Sotheby’s dragged into £730million legal battle with Monaco resident billionaire

 January 14, 2018

Dmitry Rybolovlev
Dmitry Rybolovlev / Photo: WireImage via Daily Mail



One of Britain’s most famous auction houses could be pulled into a $1 billion legal battle between the Monaco resident Russian billionaire and a renowned art dealer.

Dmitry Rybolovlev, a Russian businessman and owner of AS Monaco football club, is reportedly preparing to take Sotheby’s auction house to a British court to claim it helped an art dealer inflate prices on several pieces of artwork.

Rybolovlev bought around 40 pieces of art, including works by Da Vinci, Picasso, Rothko, Modigliani and Monet, through Swiss art dealer Yves Bouvier, 54. Nearly a third of the artworks were brought by Bouvier at private sales by Sotheby’s.

A New York court claims classified documents, believed to be valuations, exchanged between Bouvier and Sotheby’s, could be used in courts. Rybolovlev’s lawyers have previously tried to bring cases against Bouvier in France, Singapore and Monaco.

A spokesman for Southeby’s said it would fight any action brought against them by Rybolovlev, claiming any suggestion it had been involved in fraudulent conduct or a conspiracy was ‘categorically false’.

The accusations against Bouvier date back to 2015, where he claims the Swiss art dealer had overcharged him up to £730 million for around 40 pieces of art.

He claims that Southeby’s vice chairman of private sales, Samuel Valette, had written assessments of various artworks which were then sent on to Bouvier.
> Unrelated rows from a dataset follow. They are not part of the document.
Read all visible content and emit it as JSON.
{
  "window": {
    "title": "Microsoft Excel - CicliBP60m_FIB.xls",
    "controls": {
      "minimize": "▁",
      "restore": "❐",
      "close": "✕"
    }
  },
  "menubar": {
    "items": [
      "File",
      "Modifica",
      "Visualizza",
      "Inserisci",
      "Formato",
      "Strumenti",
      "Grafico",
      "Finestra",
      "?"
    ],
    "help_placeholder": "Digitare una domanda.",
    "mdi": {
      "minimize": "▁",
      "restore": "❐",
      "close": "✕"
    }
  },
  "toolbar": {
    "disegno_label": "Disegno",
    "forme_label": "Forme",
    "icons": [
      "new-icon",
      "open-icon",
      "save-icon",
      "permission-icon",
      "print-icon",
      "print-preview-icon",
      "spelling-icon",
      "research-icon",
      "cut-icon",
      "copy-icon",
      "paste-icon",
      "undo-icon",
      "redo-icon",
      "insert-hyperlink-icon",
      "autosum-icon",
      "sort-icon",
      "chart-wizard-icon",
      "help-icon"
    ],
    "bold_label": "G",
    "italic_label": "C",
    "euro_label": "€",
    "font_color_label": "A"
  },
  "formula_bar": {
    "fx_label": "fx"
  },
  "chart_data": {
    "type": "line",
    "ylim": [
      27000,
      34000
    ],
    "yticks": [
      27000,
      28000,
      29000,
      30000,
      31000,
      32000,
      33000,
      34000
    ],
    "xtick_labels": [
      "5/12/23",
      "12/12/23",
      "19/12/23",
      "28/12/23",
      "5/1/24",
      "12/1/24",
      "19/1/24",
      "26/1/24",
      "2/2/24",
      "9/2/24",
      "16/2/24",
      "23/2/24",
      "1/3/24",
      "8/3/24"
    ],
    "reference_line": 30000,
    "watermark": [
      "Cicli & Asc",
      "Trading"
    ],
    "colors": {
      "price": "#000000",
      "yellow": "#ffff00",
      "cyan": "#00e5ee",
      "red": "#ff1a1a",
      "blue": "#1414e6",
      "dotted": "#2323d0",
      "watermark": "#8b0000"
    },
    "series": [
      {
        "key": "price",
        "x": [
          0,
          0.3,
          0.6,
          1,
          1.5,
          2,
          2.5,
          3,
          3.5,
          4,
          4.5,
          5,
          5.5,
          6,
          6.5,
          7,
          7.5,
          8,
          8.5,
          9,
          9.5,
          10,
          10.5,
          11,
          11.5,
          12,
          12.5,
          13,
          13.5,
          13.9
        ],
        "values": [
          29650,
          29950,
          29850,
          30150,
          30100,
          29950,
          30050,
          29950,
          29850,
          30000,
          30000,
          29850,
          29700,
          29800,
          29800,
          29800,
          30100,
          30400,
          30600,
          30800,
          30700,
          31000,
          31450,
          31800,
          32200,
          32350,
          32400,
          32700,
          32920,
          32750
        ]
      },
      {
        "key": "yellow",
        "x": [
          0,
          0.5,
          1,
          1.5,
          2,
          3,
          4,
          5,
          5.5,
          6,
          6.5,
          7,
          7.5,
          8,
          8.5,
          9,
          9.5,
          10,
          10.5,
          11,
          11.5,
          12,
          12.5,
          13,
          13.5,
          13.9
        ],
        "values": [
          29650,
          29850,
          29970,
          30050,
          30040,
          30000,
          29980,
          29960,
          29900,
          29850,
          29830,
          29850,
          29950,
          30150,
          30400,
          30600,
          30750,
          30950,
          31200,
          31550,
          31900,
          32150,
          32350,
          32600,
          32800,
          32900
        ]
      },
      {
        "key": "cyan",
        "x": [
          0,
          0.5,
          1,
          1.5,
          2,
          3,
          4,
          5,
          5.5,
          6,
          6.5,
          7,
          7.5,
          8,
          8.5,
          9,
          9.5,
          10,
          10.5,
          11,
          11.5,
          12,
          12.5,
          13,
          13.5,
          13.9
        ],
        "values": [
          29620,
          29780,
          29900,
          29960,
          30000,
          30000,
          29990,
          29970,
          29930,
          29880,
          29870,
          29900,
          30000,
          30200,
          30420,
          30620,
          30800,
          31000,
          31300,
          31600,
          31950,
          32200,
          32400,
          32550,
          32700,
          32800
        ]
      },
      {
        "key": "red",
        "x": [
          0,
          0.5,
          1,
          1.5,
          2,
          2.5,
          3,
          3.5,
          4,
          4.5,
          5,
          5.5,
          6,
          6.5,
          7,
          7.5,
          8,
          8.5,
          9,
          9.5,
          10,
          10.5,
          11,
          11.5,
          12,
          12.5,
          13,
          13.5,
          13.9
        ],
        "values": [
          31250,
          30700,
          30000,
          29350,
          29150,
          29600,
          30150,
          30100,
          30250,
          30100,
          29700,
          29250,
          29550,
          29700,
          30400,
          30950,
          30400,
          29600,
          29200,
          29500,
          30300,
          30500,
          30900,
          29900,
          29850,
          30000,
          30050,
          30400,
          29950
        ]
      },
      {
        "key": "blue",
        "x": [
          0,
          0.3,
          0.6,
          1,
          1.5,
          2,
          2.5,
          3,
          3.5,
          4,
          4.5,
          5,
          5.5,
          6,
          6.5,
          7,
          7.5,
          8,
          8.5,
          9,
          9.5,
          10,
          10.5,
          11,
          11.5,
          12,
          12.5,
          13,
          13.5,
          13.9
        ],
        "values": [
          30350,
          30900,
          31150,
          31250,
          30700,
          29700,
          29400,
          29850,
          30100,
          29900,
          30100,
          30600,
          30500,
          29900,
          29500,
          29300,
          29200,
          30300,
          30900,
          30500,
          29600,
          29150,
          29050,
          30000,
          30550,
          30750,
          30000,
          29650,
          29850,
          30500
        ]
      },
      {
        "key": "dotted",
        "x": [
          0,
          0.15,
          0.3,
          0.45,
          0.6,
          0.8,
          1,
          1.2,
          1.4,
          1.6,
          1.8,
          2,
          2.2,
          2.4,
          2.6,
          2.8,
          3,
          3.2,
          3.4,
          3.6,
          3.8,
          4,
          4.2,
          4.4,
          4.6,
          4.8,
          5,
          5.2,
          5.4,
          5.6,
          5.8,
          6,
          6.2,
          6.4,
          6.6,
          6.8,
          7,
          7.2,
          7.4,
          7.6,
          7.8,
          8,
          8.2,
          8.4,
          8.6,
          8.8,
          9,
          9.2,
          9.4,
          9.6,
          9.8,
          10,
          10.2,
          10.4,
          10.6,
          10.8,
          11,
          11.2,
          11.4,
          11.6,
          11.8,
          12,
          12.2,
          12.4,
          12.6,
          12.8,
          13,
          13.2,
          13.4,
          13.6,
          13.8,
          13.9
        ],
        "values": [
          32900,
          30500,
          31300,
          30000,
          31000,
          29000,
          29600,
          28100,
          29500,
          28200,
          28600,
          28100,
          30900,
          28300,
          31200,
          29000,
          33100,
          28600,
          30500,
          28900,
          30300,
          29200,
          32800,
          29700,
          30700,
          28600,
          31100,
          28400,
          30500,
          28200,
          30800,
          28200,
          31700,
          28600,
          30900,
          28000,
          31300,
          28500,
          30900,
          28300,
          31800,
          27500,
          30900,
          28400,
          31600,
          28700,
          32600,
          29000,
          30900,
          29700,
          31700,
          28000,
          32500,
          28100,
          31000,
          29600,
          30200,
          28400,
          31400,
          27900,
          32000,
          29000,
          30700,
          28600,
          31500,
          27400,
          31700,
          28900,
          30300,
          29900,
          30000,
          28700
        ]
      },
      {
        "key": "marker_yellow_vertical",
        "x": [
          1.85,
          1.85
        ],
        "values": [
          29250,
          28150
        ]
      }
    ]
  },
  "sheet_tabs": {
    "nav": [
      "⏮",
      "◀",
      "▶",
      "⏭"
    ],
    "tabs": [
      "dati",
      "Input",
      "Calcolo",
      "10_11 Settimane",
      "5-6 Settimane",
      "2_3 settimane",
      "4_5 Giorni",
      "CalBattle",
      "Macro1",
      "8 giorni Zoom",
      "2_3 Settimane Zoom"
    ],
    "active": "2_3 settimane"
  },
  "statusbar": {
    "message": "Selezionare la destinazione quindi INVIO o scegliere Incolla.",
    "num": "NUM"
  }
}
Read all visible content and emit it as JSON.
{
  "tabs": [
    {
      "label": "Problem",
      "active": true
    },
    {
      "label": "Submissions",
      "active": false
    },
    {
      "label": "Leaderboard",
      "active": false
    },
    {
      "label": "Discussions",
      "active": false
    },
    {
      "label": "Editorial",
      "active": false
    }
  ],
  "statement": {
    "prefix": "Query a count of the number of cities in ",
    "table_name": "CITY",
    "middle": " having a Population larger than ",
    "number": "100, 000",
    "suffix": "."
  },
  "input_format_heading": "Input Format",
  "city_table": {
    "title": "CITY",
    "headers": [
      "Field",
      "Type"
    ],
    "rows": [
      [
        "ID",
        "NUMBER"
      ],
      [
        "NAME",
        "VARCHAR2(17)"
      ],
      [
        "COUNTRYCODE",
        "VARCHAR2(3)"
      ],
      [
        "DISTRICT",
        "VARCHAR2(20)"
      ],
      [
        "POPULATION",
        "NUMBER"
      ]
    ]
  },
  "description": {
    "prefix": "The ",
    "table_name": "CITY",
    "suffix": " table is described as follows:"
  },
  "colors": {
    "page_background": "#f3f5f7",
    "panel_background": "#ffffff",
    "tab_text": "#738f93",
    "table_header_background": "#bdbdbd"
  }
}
One piece in particular is Da Vinci’s Salvator Mundi for £$80 million (£58 million) at a private Sotheby’s sale. That was then sold onto the Russian, worth an estimated £5 billion, for a reported $127 million (£92 million).

Leonardo da Vinci, Salvator Mundi

Leonardo da Vinci, Salvator Mundi, ca. 1500.

Yet Rybolovlev’s claims that he had bought the painting at an inflated price seem to be contradictory to the fact he sold it on for a whopping $450 million (£341 million) – something Bouvier says proves he has not committed any fraud.

Rybolovlev claims Bouvier was acting as an agent for him and had a duty not to bump the price of art up, but the Swiss man said he was acting for himself.

Bouvier allegedly bought the artwork from Sotheby’s under his own name, which suggests he was acting in a personal capacity.

Southeby’s said it had no financial interest or knowledge of what Bouvier planned to do with the pieces of art.

A Sotheby’s spokeswoman said: ‘Sotheby’s regards the claims intimated against it and its employee to be baseless. Mr Rybolovlev has previously attempted to sue Yves Bouvier in France, Monaco and Singapore and has failed. Sotheby’s has not been a party to any of these prior proceedings.’

Southeby’s claimed it was a ‘tactic’ to drag its name into the legal proceedings as Rybolovlev could then pursue another legal case in another jurisdiction.